Social media, he added, “has descended into a cauldron of stereotyping, conspiracy and aggression.”

Maya Bronicki, education director for the Bay Area Jewish Coalition, added that young people often “don’t understand that social media doesn’t give them the exact true information, and that they are now hurting peers at their school and spreading more hate and more harm.”

To combat antisemitism, “education is key,” Levin said.

“People are very much uneducated with respect to historical events and instances of mass prejudice, for instance, whether it’s the Trail of Tears or the Holocaust,” he said. “It’s important for it to be a whole society approach, by the way, that says … this is not just something that’s anathema to Jewish people. This is something that’s anathema to the pluralistic democracy that we aspire to be.”

Cormac said that he has had conversations with students at school who do not believe that six million Jews were killed in the Holocaust.

“The issue with this is that they’re uneducated, and this is where that stems from. They’re uneducated in the fact that they don’t understand that this is morally and legally unacceptable. This is an outward hateful act towards not just Jews, but people of color, people in the LGBTQ+ community,” he said. “There were people who made the human swastika who … would have been persecuted by the Nazis.”

Sarah, who grew up in a town where older Jewish people had numbers tattooed on their arms from the concentration camps, said that there was “no questioning” whether they were Holocaust survivors. When people do not see that, “you get people that don’t believe it.”

BHS is planning to work with local Jewish organizations, including the Anti-Defamation League, the BAJC and the Jewish Community Relations Council of the Bay Area, to implement educational approaches on the Holocaust, antisemitism and hate speech and symbols. The education began with a presentation on the meaning of antisemitism, Cormac and Bronicki said. But some students walked out during the lesson, saying the photo was exhibiting free speech, Cormac added.

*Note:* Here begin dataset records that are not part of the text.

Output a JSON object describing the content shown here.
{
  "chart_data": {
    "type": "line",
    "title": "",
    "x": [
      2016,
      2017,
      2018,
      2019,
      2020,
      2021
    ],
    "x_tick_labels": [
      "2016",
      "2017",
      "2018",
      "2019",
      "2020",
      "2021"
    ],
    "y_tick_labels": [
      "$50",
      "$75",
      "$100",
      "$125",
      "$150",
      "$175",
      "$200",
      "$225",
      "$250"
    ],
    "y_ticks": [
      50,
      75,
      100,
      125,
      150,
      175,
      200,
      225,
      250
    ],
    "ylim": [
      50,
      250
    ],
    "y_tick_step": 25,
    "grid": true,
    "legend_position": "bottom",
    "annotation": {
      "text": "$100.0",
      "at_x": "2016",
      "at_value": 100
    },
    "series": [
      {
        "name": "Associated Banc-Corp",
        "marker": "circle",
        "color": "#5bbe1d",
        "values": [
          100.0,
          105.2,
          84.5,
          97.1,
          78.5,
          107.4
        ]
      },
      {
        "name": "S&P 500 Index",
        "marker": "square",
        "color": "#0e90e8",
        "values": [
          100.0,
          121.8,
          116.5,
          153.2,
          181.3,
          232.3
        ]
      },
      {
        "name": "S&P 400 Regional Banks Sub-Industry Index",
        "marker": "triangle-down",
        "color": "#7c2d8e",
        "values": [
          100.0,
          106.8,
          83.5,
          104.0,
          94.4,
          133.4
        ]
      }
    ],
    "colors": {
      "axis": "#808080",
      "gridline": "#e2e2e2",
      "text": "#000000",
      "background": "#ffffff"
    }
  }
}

Bronicki added that only about 26% of schools in California have proper Holocaust education, and that at some schools, “Holocaust lessons are being weaponized against Jews” to further a political agenda. That, said Tali Klima, spokesperson for the Bay Area Jewish Coalition, is “another form of antisemitism that is especially horrifying to many of us who are third generation survivors.”

Cormac is worried that, if the school takes the time for education on antisemitism, high school students may see that as a result of Jewish community “complaining too much.” He hopes that the school gives some smaller slideshows and educational experiences to the whole school community and give students the choice to participate in further educational opportunities.

As for the students who made the swastika: “I want to see them make an apology, not to myself or the Jewish community, but everyone as a whole,” he said. “I want them to sit down with rabbis. I want to see them sit down with members of the LGBTQ+ community and people of color, and I want them to understand and learn how each group that was marginalized and oppressed in the Holocaust.”

Sarah would like to see BHS “do the same important work that they do with other marginalized communities that have hate that go against them.”

“When you allow hate,” she said, “hate breeds hate.”